What are some common boundaries you will be faced to examine at the present time? To name just a few:

  • Are you comfortable spending time with people who are unvaccinated?
  • Are you comfortable getting the vaccine?
  • What greeting are you comfortable with?
  • What spaces are you comfortable being in (i.e. outdoors, indoors)?
  • Are there certain friends/family members you want to spend time with or not?

Psychological safety

Determining our boundaries, especially with coworkers, will be a collective challenge we will all face in the near future. How can employers and companies create an environment where re-setting boundaries is accepted, respected and an open conversation among coworkers? Fostering an environment of psychological safety is critical.

Psychological safety refers to a climate where all individuals feel comfortable expressing themselves, without fear of judgment or backlash. When we do not feel comfortable and fear being judged, we are less likely to ask for help or set boundaries when we need to. This can lead to a decrease in overall well-being, and even increase the likelihood of burnout.  

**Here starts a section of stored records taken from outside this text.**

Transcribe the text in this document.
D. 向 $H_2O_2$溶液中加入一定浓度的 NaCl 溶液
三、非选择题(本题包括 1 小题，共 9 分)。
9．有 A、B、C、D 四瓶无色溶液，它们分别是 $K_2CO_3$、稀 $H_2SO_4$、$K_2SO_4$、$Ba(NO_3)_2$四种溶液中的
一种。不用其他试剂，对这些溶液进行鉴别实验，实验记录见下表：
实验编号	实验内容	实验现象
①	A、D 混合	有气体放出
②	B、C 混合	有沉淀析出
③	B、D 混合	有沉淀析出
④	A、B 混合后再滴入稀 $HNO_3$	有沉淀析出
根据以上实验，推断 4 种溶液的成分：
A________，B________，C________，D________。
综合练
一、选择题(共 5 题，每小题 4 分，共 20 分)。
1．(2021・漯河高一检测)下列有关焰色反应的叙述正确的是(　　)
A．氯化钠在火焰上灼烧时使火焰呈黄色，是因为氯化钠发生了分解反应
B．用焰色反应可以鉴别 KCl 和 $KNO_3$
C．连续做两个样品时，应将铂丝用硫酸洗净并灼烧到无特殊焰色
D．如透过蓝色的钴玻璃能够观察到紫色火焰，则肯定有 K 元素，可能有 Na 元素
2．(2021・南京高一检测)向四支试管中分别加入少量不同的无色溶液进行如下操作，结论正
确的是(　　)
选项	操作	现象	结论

In short, we work best when we work together. Learning to work together in the near future will also mean learning each other’s boundaries and comfort levels. It is through connection that we can build psychological safety in the workplace. Here is a short and incomplete list of ways to start helping your team and employees feel comfortable expressing themselves when returning to the office:

  1. Ask for feedback and ideas about safe ways to return to the workplace
    1. There is no way to find out what is working and not working for individuals if it is not openly discussed
  2. Be open and respectful to different opinions
    1. Everyone is a valuable member of the team, meaning that everyone’s voice is important. Make an effort to not judge and understand that others feelings are valid.
  3. Take time to really listen, be present and engaged
    1. When other people receive nonverbal cues that others are listening to them, they feel respected and will feel more comfortable being open and honest.
  4. Create a system that works for everyone
    1. Some creative ideas have worked in some workplaces, such as using color coded wristbands that indicate whether someone is comfortable with a hug, handshake or neither.

In summary, setting new boundaries will be essential to adapting to life after the pandemic and protecting our mental health. There are ways to help ourselves and others around us feel comfortable and accepted, regardless of what we are comfortable with.